We've already had some discussion about Messages here http://www.jboss.com/index.html?module=bb&op=viewtopic&t=77546 and http://www.jboss.com/index.html?module=bb&op=viewtopic&t=77533. The code for implementing most of this is now in the trunk.
A message consists of the following components:
Header: the header information contains information such as the destination EPR, the sender EPR, where the reply goes etc, i.e., general message-level functional information.
Context: additional information to contextualise the message; for example, transaction or security data, the identity of the ultimate receiver, or HTTP-cookie like information.
Body: the actual payload of the message.
Fault: any fault information associated with the message.
Attachment: any attachments associated with the message.
Properties: any message specific properties.
Each message, once created, has a corresponding element for these 5 components. That element may be empty (NOT NULL). The object representing the element can then be used to act on the corresponding data item in the message.
Messages may contain attachments that do not appear in the main payload body. For example, binary document formats, zip files etc. Handles both 'named' attachment and a list of 'unnamed' attachments.
The message body holds arbitrary information which represents the payload as far as clients and services are concerned. A body may contain:
(i) a byte array for arbitrary data. How that array is interpreted by the service is implementation specific and outside the scope of the ESB to enforce.

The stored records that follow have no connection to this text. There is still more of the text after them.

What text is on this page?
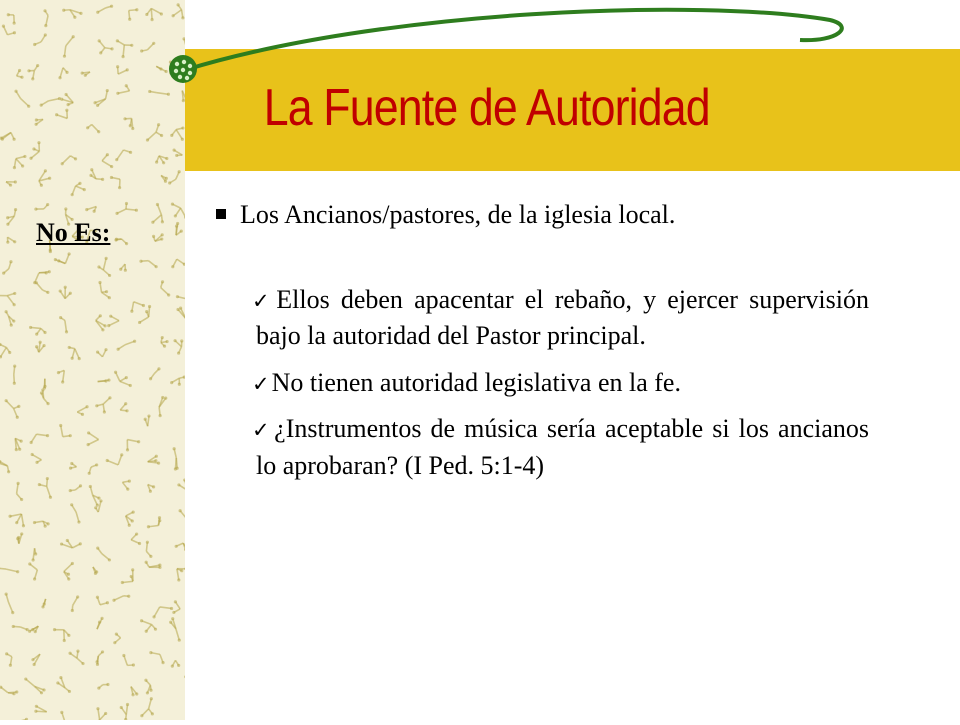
La Fuente de Autoridad
No Es:
Los Ancianos/pastores, de la iglesia local.
✓Ellos deben apacentar el rebaño, y ejercer supervisión bajo la autoridad del Pastor principal.
✓No tienen autoridad legislativa en la fe.
✓¿Instrumentos de música sería aceptable si los ancianos lo aprobaran? (I Ped. 5:1-4)
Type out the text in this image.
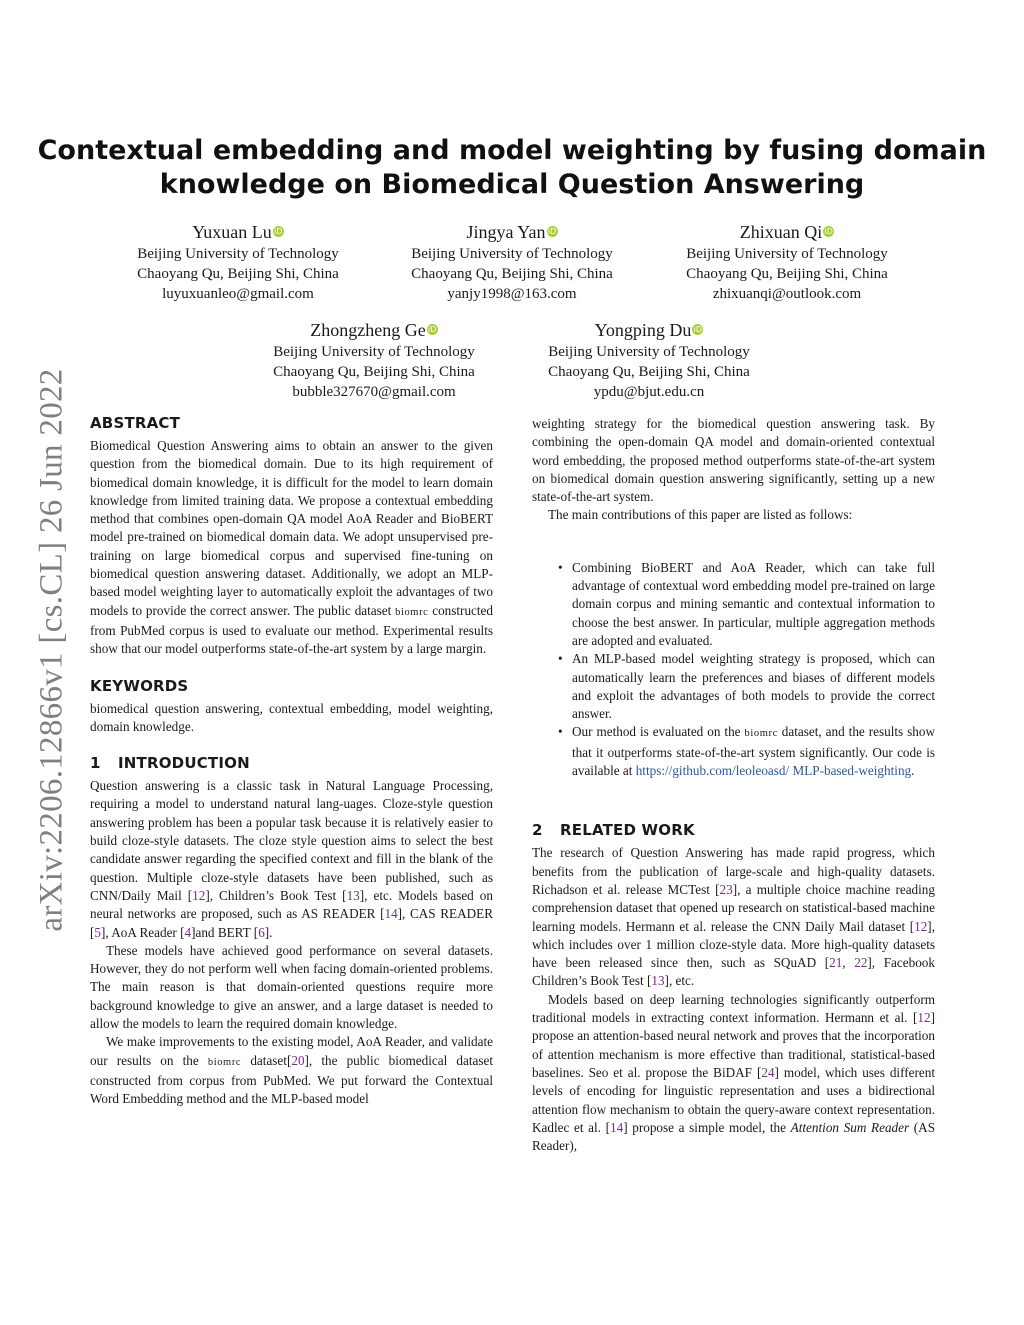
arXiv:2206.12866v1 [cs.CL] 26 Jun 2022
Contextual embedding and model weighting by fusing domain
knowledge on Biomedical Question Answering
Yuxuan Lu iD
Beijing University of Technology
Chaoyang Qu, Beijing Shi, China
luyuxuanleo@gmail.com
Jingya Yan iD
Beijing University of Technology
Chaoyang Qu, Beijing Shi, China
yanjy1998@163.com
Zhixuan Qi iD
Beijing University of Technology
Chaoyang Qu, Beijing Shi, China
zhixuanqi@outlook.com
Zhongzheng Ge iD
Beijing University of Technology
Chaoyang Qu, Beijing Shi, China
bubble327670@gmail.com
Yongping Du iD
Beijing University of Technology
Chaoyang Qu, Beijing Shi, China
ypdu@bjut.edu.cn
ABSTRACT

Biomedical Question Answering aims to obtain an answer to the given question from the biomedical domain. Due to its high requirement of biomedical domain knowledge, it is difficult for the model to learn domain knowledge from limited training data. We propose a contextual embedding method that combines open-domain QA model AoA Reader and BioBERT model pre-trained on biomedical domain data. We adopt unsupervised pre-training on large biomedical corpus and supervised fine-tuning on biomedical question answering dataset. Additionally, we adopt an MLP-based model weighting layer to automatically exploit the advantages of two models to provide the correct answer. The public dataset biomrc constructed from PubMed corpus is used to evaluate our method. Experimental results show that our model outperforms state-of-the-art system by a large margin.

KEYWORDS

biomedical question answering, contextual embedding, model weighting, domain knowledge.

1 INTRODUCTION

Question answering is a classic task in Natural Language Processing, requiring a model to understand natural lang-uages. Cloze-style question answering problem has been a popular task because it is relatively easier to build cloze-style datasets. The cloze style question aims to select the best candidate answer regarding the specified context and fill in the blank of the question. Multiple cloze-style datasets have been published, such as CNN/Daily Mail [12], Children’s Book Test [13], etc. Models based on neural networks are proposed, such as AS READER [14], CAS READER [5], AoA Reader [4]and BERT [6].

These models have achieved good performance on several datasets. However, they do not perform well when facing domain-oriented problems. The main reason is that domain-oriented questions require more background knowledge to give an answer, and a large dataset is needed to allow the models to learn the required domain knowledge.

We make improvements to the existing model, AoA Reader, and validate our results on the biomrc dataset[20], the public biomedical dataset constructed from corpus from PubMed. We put forward the Contextual Word Embedding method and the MLP-based model

weighting strategy for the biomedical question answering task. By combining the open-domain QA model and domain-oriented contextual word embedding, the proposed method outperforms state-of-the-art system on biomedical domain question answering significantly, setting up a new state-of-the-art system.

The main contributions of this paper are listed as follows:

• Combining BioBERT and AoA Reader, which can take full advantage of contextual word embedding model pre-trained on large domain corpus and mining semantic and contextual information to choose the best answer. In particular, multiple aggregation methods are adopted and evaluated.
• An MLP-based model weighting strategy is proposed, which can automatically learn the preferences and biases of different models and exploit the advantages of both models to provide the correct answer.
• Our method is evaluated on the biomrc dataset, and the results show that it outperforms state-of-the-art system significantly. Our code is available at https://github.com/leoleoasd/ MLP-based-weighting.
2 RELATED WORK

The research of Question Answering has made rapid progress, which benefits from the publication of large-scale and high-quality datasets. Richadson et al. release MCTest [23], a multiple choice machine reading comprehension dataset that opened up research on statistical-based machine learning models. Hermann et al. release the CNN Daily Mail dataset [12], which includes over 1 million cloze-style data. More high-quality datasets have been released since then, such as SQuAD [21, 22], Facebook Children’s Book Test [13], etc.

Models based on deep learning technologies significantly outperform traditional models in extracting context information. Hermann et al. [12] propose an attention-based neural network and proves that the incorporation of attention mechanism is more effective than traditional, statistical-based baselines. Seo et al. propose the BiDAF [24] model, which uses different levels of encoding for linguistic representation and uses a bidirectional attention flow mechanism to obtain the query-aware context representation. Kadlec et al. [14] propose a simple model, the Attention Sum Reader (AS Reader),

(ii) a list of Objects of arbitrary types. How these objects are serialized to/from the message body when it is transmitted is up to the specific Object type. The plan is to add support for various TYPES of Object and the message implementation will use external adapters to externalize/internalize the Objects. Currently we only support Serializable objects.
The context is the section of the message containing information such as session management, transaction information, security data etc. Entries in the context may be ordered.
Faults may be returned from a service in response to receiving and acting upon messages. A fault consists of a unique code (MANDATORY) and a reason string (OPTIONAL).
The message header. Contains such things as routing information.